Petit-Claud had told Cérizet that a letter would in all probability be sent. Cérizet called for Mlle. Signol, and the two walked by the Charente. Henriette’s integrity must have held out for a long while, for the walk lasted for two hours. A whole future of happiness and ease and the interests of a child were at stake, and Cérizet asked a mere trifle of her. He was very careful besides to say nothing of the consequences of that trifle. She was only to carry a letter and a message, that was all; but it was the greatness of the reward for the trifling service that frightened Henriette. Nevertheless, Cérizet gained her consent at last; she would help him in his stratagem.

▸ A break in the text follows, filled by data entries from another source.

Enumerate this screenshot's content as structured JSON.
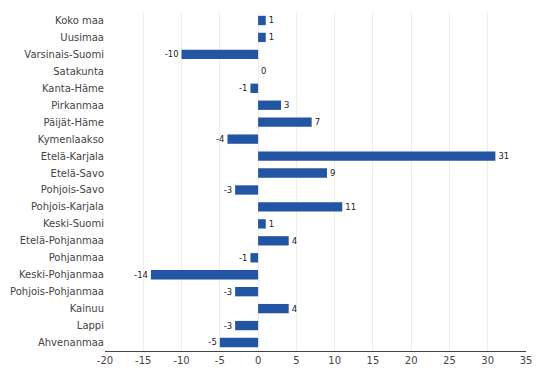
{
  "chart_data": {
    "type": "bar",
    "orientation": "horizontal",
    "categories": [
      "Ahvenanmaa",
      "Lappi",
      "Kainuu",
      "Pohjois-Pohjanmaa",
      "Keski-Pohjanmaa",
      "Pohjanmaa",
      "Etelä-Pohjanmaa",
      "Keski-Suomi",
      "Pohjois-Karjala",
      "Pohjois-Savo",
      "Etelä-Savo",
      "Etelä-Karjala",
      "Kymenlaakso",
      "Päijät-Häme",
      "Pirkanmaa",
      "Kanta-Häme",
      "Satakunta",
      "Varsinais-Suomi",
      "Uusimaa",
      "Koko maa"
    ],
    "values": [
      -5,
      -3,
      4,
      -3,
      -14,
      -1,
      4,
      1,
      11,
      -3,
      9,
      31,
      -4,
      7,
      3,
      -1,
      0,
      -10,
      1,
      1
    ],
    "color": "#2255A4",
    "xlim": [
      -20,
      35
    ],
    "xticks": [
      -20,
      -15,
      -10,
      -5,
      0,
      5,
      10,
      15,
      20,
      25,
      30,
      35
    ],
    "grid": true,
    "data_labels": true
  }
}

At five o’clock Henriette must go out and come in again, telling Basine Clerget that Mme. Séchard wanted to speak to her at once. Fifteen minutes after Basine’s departure she must go upstairs, knock at the door of the inner room, and give David the forged note. That was all. Cérizet looked to chance to manage the rest.
For the first time in twelve months, Eve felt the iron grasp of necessity relax a little. She began at last to hope. She, too, would enjoy her brother’s visit; she would show herself abroad on the arm of a man fêted in his native town, adored by the women, beloved by the proud Comtesse du Châtelet. She dressed herself prettily, and proposed to walk out after dinner with her brother to Beaulieu. In September all Angoulême comes out at that hour to breathe the fresh air.
“Oh! that is the beautiful Mme. Séchard,” voices said here and there.
“I should never have believed it of her,” said a woman.
“The husband is in hiding, and the wife walks abroad,” said Mme. Postel for young Mme. Séchard’s benefit.
“Oh, let us go home,” said poor Eve; “I have made a mistake.”
A few minutes before sunset, the sound of a crowd rose from the steps that lead down to L’Houmeau. Apparently some crime had been committed, for persons coming from L’Houmeau were talking among themselves. Curiosity drew Lucien and Eve towards the steps.
“A thief has just been arrested no doubt, the man looks as pale as death,” one of these passers-by said to the brother and sister. The crowd grew larger.
Lucien and Eve watched a group of some thirty children, old women and men, returning from work, clustering about the gendarmes, whose gold-laced caps gleamed above the heads of the rest. About a hundred persons followed the procession, the crowd gathering like a storm cloud.